Ivanti has released patches for new DoS vulnerabilities affecting Ivanti Connect Secure (SSL VPN solution) and Ivanti Policy Secure (NAC solution), some of which could also lead to execution of arbitrary code or information disclosure.
Also, three months since attackers started exploiting a string of zero-days in Ivanti Connect Secure and bypassing mitigations for them, the company’s CEO has announced they will be accelerating security initiatives and improving security practices.
The patched vulnerabilities
Four vulnerabilities have been discovered and patched in all supported versions – 9.x and 22.x – of Ivanti Connect Secure and Ivanti Policy Secure:
CVE-2024-21894 and CVE-2024-22053 are heap overflow vulnerabilities, CVE-2024-22052 is a null pointer dereference vulnerability, and CVE-2024-22023 is an XEE vulnerability.
All four can be triggered by an unauthenticated attacker sending specially crafted requests to crash the service or cause resource exhaustion. If certain conditions are met, CVE-2024-21894 and CVE-2024-22053 could also allow the attacker to execute code or contents from memory.
“We are not aware of any customers being exploited by these vulnerabilities at the time of disclosure,” Ivanti said on Tuesday. “If these vulnerabilities were used in an attack against a customer, the box would crash, and the service to end users would be disrupted.”
The company urged users to implement provided patches and to download and use the latest version of the external Integrity Checker Tool to verify the image installed on their virtual or hardware appliances and check for presence of new and/or modified binary files.
“[The ICT] is an additional layer of security for our customers and is always intended to be used in conjunction with continuous monitoring tools,” the company noted earlier this year, when dealing with the attacks.
Stemming the tide
In light of attackers’ increased focus of exploiting zero-days in enterprise-specific security solitions/appliances, Ivanti has judiciously decided to up their security game lest they lose more enterprise customers.
“We are taking a very close look at our own posture and processes to ensure we are well prepared to address the current landscape,” says Ivanti CEO Jeff Abbott.
“We have already begun applying learnings from recent incidents to make immediate improvements to our own engineering and security practices.”

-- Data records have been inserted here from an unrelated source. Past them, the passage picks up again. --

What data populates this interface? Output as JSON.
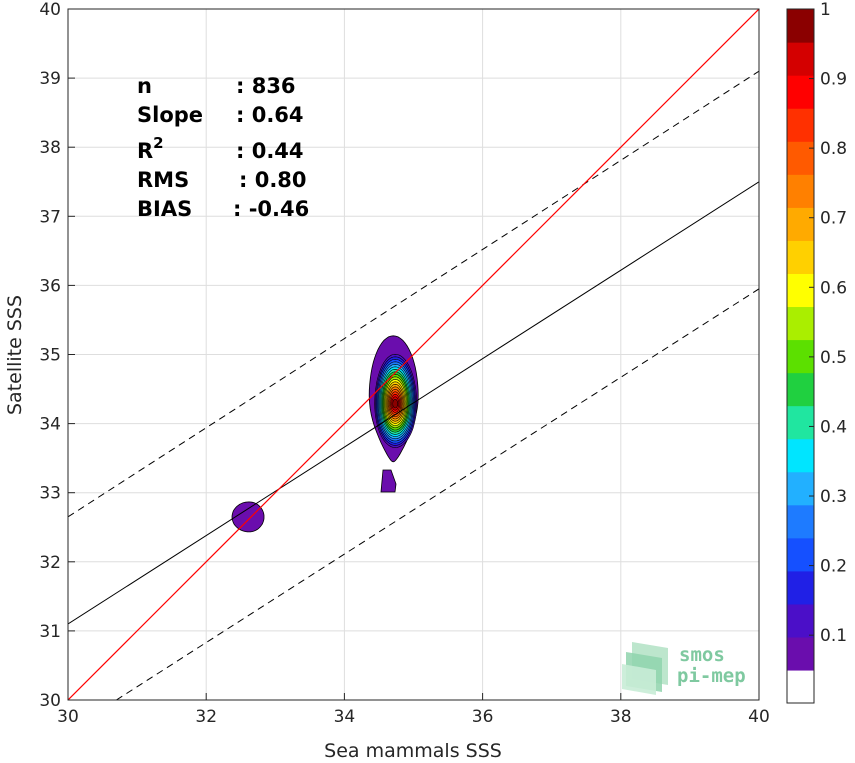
{
  "chart_data": {
    "type": "contour-density-scatter",
    "xlabel": "Sea mammals SSS",
    "ylabel": "Satellite SSS",
    "xlim": [
      30,
      40
    ],
    "ylim": [
      30,
      40
    ],
    "xticks": [
      "30",
      "32",
      "34",
      "36",
      "38",
      "40"
    ],
    "yticks": [
      "30",
      "31",
      "32",
      "33",
      "34",
      "35",
      "36",
      "37",
      "38",
      "39",
      "40"
    ],
    "grid": true,
    "stats": [
      {
        "label": "n",
        "value": ": 836"
      },
      {
        "label": "Slope",
        "value": ": 0.64"
      },
      {
        "label": "R",
        "sup": "2",
        "value": ": 0.44"
      },
      {
        "label": "RMS",
        "value": ": 0.80"
      },
      {
        "label": "BIAS",
        "value": ": -0.46"
      }
    ],
    "lines": {
      "one_to_one": {
        "color": "#ff0000",
        "x": [
          30,
          40
        ],
        "y": [
          30,
          40
        ]
      },
      "regression": {
        "color": "#000000",
        "x": [
          30,
          40
        ],
        "y": [
          31.1,
          37.5
        ]
      },
      "upper_bound": {
        "style": "dashed",
        "x": [
          30,
          40
        ],
        "y": [
          32.65,
          39.1
        ]
      },
      "lower_bound": {
        "style": "dashed",
        "x": [
          30.7,
          40
        ],
        "y": [
          30,
          35.95
        ]
      }
    },
    "density_clusters": [
      {
        "center": [
          32.62,
          32.65
        ],
        "peak_level": 0.1
      },
      {
        "center": [
          34.75,
          34.2
        ],
        "peak_level": 1.0
      }
    ],
    "colorbar": {
      "ticks": [
        "0.1",
        "0.2",
        "0.3",
        "0.4",
        "0.5",
        "0.6",
        "0.7",
        "0.8",
        "0.9",
        "1"
      ],
      "colors": [
        "#ffffff",
        "#6a0dad",
        "#4b0fc8",
        "#2020e6",
        "#1550ff",
        "#1e7bff",
        "#22b0ff",
        "#00e5ff",
        "#20e6a0",
        "#20d040",
        "#5ce000",
        "#aaee00",
        "#ffff00",
        "#ffd000",
        "#ffaa00",
        "#ff8000",
        "#ff5a00",
        "#ff3000",
        "#ff0000",
        "#d40000",
        "#8b0000"
      ]
    }
  },
  "logo": {
    "line1": "smos",
    "line2": "pi-mep"
  }
}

The company intends to improve their products’ security by:
- Embracing “secure by design” principles, aided by threat modeling exercises
- Modernizing the stack of and implementing isolation and anti-exploit technologies in their network security products
- Providing solutions that are secure out of the box and can be managed, monitored and secured by Ivanti
- Increasing the number of people working on product security
They will also increase their vulnerability discovery and vulnerability remediation efforts efforts, Abbott said, and will work on improving support for customers (including those who require a fully on-prem solution) and information sharing with the community.
That’s the plan, anyway – it now remains to be seen how quickly and how thoroughly it will be put into practice.